The trinomial is as such: $-m^2 + 8m + 18$.

Answer 1

We can immediately determine of the expression given has rational roots evaluating its *discriminant": if it's evaluates to a number that is not a perfect square, it's roots are not rational:

• the discriminant of the quadratic polynomial $\,ax^2+bx+c\,$ is
  $$\Delta = \,b^2-4ac.$$ Here that gives us $\Delta\,= \,8^2 - (-72) = 136,\;$ and as Cameron points out, $136$ is not a perfect square, so its roots are therefore irrational.

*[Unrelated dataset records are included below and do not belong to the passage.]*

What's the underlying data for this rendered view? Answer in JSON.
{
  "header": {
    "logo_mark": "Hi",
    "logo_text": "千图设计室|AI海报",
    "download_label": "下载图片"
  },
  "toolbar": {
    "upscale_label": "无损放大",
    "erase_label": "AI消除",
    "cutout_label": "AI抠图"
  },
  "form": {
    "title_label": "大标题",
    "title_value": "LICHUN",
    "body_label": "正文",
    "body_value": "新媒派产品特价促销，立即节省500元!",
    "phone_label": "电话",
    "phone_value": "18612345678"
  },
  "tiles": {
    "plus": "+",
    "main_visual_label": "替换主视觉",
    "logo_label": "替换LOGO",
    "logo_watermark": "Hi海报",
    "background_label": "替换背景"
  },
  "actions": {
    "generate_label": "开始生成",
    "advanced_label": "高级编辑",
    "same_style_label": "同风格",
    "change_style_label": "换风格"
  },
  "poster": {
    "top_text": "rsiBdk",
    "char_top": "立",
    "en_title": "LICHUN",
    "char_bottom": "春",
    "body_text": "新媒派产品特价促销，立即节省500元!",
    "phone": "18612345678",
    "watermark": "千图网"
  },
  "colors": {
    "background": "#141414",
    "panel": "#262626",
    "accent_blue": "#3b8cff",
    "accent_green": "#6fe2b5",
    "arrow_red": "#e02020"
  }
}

The best you can do, if you want strict to strictly factor your expression, is $$-(m- 4 -\sqrt{34})(m - 4 + \sqrt{34}),$$

How'd we find the values so we have factors of the form $(m - a_1)(m - a_2)$?

Rewriting the expression as,

$$-(m^2 - 8m - 18)=0 \iff m^2 - 8m - 18 =0\tag{1}$$

we can compute the roots using the tried-and-true quadratic equation to determine the roots (solutions) to the equation $(1)$: those roots are the values of $\,a_1\;\text{and}\;a_2$, respectively.

Answer 2

This one does not factor nicely, as its discriminant, $136$, is not a perfect square.

Answer 3

You can complete the square. $-m^2+8m+18=-(m^2-8m-18)=-((m-4)^2-34)=-(m-4-\sqrt{34})(m-4+\sqrt{34})$

Answer 4

Without having knowledge in quadratic equation, you can approch the factorization in the following way. I have made the steps quite elaborate for you to comprehend and apply it to any other similar form of factorization.

If you need to factorize, first equate the equation to $0$ $$-m^2 + 8m + 18=0$$ $$-m^2 + 8m + 18=0$$ Dividing both sides by $-1$

$$\Rightarrow m^2 - 8m - 18=0$$ Adding $18$ to both sides $$\Rightarrow m^2 - 8m=18$$ Trying to express the L.H.S as a perfect square $$\Rightarrow m^2 - 2\cdot 4m +4^2 - 4^2=18$$ Adding $16$ to both sides $$\Rightarrow m^2 - 2\cdot 4\cdot m +4^2=18+16$$ $$\Rightarrow (m-4)^2=34$$ Subtracting $34$ from both sides $$\Rightarrow (m-4)^2-34=0$$ $$\Rightarrow (m-4)^2-\sqrt {34}^2=0$$ $$\Rightarrow (m-4-\sqrt {34})(m-4+\sqrt {34})=0$$ Dividing both sides by $-1$ again $$\Rightarrow -(m-4-\sqrt {34})(m-4+\sqrt {34})=0$$ Hence factorization of $-m^2 + 8m + 18 = -(m-4-\sqrt {34})(m-4+\sqrt {34})$

Answer 5

Let me offer a completely different approach. By your comments you have not yet covered the quadratic equation. Therefore, it makes sense to assume that you should not be getting trinomials with non-integer roots in your homework. Making a list of all trinomials with integer roots which have smallish integer coefficients, one trinomial stands out as looking almost exactly like yours:

$$-m^2 + 3m + 18$$

You should be able to factor this one without the quadratic equation. Is it possible you misread a $3$ as an $8$?